ISO Sees Bearish Sugar Market in 2012-13 on Rising World Surplus

Global sugar prices, which fell 18 percent this year, may remain “under bearish pressure” until the end of the season that started last month because of a rising surplus, according to the International Sugar Organization.

Global supplies will be 6.2 million metric tons higher than demand in 2012-13, up from a previous forecast of 5.9 million tons, the London-based sugar group said in a quarterly report e- mailed today. That follows a surplus of about 7 million tons a year earlier, according to the report. Global production will climb to a record 177.6 million tons this season as output expands in top producer Brazil, the ISO said.

“In 2012-13, a record high global total can be largely attributed to a projected recovery in the world’s leading producer,” the ISO said in the report. “World market prices could remain under bearish pressure until the end of the current October-to-September crop cycle.”

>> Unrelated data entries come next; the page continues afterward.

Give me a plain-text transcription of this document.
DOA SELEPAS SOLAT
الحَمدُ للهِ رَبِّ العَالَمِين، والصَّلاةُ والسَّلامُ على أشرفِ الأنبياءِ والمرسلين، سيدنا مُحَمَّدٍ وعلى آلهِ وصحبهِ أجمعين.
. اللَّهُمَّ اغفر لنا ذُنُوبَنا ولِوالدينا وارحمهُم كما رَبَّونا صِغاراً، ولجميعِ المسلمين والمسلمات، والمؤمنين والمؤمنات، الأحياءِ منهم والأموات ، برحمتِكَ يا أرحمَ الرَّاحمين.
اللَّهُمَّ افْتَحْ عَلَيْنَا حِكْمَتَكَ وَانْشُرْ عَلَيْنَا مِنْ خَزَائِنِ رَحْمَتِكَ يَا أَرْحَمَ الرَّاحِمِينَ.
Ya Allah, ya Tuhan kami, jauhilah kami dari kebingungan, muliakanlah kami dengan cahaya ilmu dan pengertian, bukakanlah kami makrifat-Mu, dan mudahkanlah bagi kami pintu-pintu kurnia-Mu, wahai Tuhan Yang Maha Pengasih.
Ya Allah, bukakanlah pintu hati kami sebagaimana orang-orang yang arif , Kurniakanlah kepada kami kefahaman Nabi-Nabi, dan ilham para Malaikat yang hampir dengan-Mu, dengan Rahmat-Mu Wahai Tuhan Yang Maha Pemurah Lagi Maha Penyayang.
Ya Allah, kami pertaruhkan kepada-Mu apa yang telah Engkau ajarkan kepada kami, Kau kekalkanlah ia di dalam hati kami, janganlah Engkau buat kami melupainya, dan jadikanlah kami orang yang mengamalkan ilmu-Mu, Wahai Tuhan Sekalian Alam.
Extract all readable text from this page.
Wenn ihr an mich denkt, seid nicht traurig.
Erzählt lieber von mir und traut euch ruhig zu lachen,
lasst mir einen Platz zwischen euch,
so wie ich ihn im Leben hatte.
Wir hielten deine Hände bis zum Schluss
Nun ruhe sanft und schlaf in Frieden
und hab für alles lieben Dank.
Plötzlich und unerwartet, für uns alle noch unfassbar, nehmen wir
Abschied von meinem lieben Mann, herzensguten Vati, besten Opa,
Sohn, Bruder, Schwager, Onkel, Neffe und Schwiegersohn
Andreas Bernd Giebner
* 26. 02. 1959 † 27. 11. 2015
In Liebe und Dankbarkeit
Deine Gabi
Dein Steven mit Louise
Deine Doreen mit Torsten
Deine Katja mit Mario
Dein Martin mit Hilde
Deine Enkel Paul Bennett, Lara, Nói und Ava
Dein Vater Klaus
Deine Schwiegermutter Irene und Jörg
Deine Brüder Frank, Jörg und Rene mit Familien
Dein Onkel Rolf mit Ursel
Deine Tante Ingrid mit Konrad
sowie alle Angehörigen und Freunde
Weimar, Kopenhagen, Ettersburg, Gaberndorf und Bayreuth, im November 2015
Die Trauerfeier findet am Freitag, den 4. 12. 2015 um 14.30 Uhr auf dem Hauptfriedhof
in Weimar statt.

Global sugar consumption will be 171.4 million tons in 2012-13. That is higher than 168.1 million tons in 2011-12 and lower that the group’s August forecast of 171.5 million tons. Stockpiles at the end of the season will be 5.3 percent higher than previously estimated at 66.3 million tons, the ISO estimates. Inventories were 65.3 million tons in 2011-12.

“Assuming that most of the projected trade surplus well in excess of 5 million tons is added to stocks at the end of the season, the stocks-to-consumption ratio would rise above 40 percent,” the ISO said. “The period of low stocks environment, one of the main market characteristics for four seasons from 2008-09 to 2011-12, is likely to be over.”

Sugar output in Brazil will climb to 38.5 million tons in the 2013-14 season that starts there in April, the group forecast. That compares with 36.1 million tons a year earlier. The sugar-cane crop will be 617 million tons, “in line with the previous record output of two years ago.”